The error, which stemmed partially from a large customer switching from paying once a year to every six months — affected billings, an important figure for cloud software companies.

Billings combines revenue (money collected for services delivered during the quarter) with deferred revenue (money that’s known to be coming in for services that haven’t been delivered yet). Analysts had expected billings of about $375 million for the current quarter, and north of $1.6 billion based on prior guidance from ServiceNow. The error that affected the outlook wasn’t caught until Dec. 15.

In the immortal words of Homer Simpson: “Doh!”

ServiceNow’s market valuation fell by more than $3 billion.
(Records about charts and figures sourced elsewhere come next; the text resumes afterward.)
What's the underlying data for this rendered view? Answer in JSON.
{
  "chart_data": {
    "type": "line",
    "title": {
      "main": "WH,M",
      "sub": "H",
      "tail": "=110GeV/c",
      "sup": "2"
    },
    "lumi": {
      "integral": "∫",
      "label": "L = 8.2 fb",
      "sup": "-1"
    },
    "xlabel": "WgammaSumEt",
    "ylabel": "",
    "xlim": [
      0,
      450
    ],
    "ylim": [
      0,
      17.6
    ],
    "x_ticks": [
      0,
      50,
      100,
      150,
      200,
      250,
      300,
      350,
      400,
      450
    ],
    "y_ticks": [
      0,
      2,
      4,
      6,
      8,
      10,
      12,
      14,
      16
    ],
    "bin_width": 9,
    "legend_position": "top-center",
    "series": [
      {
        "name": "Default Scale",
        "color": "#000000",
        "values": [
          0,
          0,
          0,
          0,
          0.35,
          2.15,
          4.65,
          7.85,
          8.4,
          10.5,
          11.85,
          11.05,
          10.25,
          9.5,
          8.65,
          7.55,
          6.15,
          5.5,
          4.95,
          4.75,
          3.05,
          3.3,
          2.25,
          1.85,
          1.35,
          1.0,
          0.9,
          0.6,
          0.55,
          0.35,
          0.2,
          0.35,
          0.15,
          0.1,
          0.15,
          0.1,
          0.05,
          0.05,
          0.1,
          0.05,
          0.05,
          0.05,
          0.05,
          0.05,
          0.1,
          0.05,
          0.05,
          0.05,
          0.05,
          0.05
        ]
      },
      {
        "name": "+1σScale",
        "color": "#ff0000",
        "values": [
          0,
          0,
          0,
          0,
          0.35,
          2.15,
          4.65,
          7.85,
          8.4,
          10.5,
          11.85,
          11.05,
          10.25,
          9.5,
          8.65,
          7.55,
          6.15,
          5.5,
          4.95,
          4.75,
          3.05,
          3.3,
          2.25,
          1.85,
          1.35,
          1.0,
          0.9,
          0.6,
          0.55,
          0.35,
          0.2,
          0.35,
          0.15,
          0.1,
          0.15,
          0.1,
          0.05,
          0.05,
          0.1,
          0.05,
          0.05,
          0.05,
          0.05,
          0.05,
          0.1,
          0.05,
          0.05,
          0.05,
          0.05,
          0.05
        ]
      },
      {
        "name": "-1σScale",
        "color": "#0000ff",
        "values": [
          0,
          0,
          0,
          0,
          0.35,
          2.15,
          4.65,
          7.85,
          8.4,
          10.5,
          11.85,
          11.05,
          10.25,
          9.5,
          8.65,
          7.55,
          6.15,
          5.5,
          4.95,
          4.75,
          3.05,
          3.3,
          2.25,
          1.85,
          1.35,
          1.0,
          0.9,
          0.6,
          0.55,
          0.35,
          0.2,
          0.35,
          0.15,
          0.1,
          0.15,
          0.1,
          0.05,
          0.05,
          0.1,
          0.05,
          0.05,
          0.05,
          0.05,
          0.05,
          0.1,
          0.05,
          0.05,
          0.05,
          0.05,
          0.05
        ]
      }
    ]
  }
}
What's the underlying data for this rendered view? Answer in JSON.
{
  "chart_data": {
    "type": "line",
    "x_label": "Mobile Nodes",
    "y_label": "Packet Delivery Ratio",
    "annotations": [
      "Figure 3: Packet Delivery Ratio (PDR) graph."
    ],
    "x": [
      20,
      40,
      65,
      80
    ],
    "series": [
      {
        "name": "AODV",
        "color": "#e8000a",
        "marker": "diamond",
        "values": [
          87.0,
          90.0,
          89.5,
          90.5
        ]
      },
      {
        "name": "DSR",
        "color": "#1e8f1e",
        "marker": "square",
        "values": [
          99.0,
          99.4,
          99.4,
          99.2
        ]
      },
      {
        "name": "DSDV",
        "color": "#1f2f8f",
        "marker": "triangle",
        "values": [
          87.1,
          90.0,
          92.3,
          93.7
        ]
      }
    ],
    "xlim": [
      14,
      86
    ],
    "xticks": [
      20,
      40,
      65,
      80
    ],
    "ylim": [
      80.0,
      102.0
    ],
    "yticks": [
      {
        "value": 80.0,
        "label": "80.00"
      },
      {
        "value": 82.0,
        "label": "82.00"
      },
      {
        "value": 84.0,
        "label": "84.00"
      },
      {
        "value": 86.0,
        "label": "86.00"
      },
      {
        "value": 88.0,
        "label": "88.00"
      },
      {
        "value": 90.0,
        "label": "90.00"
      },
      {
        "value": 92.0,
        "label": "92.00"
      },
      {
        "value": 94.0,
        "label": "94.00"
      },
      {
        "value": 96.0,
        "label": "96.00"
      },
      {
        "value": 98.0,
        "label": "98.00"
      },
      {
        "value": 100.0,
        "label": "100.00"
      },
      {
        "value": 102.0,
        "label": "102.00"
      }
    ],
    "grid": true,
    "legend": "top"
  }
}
Shareholder jitters extended to the other two cloud software flag-bearers, Salesforce and Workday, which fell 2 percent and 4 percent respectively.

Analysts who cover ServiceNow were quick to counsel against hasty judgements.

“Back up the truck” and buy more was the advice of Canaccord analyst Richard Davis.

“While at first blush the quarter/guide looked bad, after walking through a forecasting error … the story doesn’t change materially,” wrote Matthew Hedberg of RBC Capital Markets.

ServiceNow offers cloud-based software and services that help other companies automate their corporate IT environment. The company didn’t comment on the error in addition to what was discussed on the conference call.

Despite the forecasting snafu, CEO Frank Slootman said its pipeline of future business looks promising.

“We really have quite strong visibility in how the business plays out from one quarter to the next,” he said on the conference call. “It’s a nice thing about the SaaS business where you have also big backlogs and deferred [revenue] that it’s really rock solid that way. We really don’t depend on one quarter or another being an outlier either to the positive or the negative.”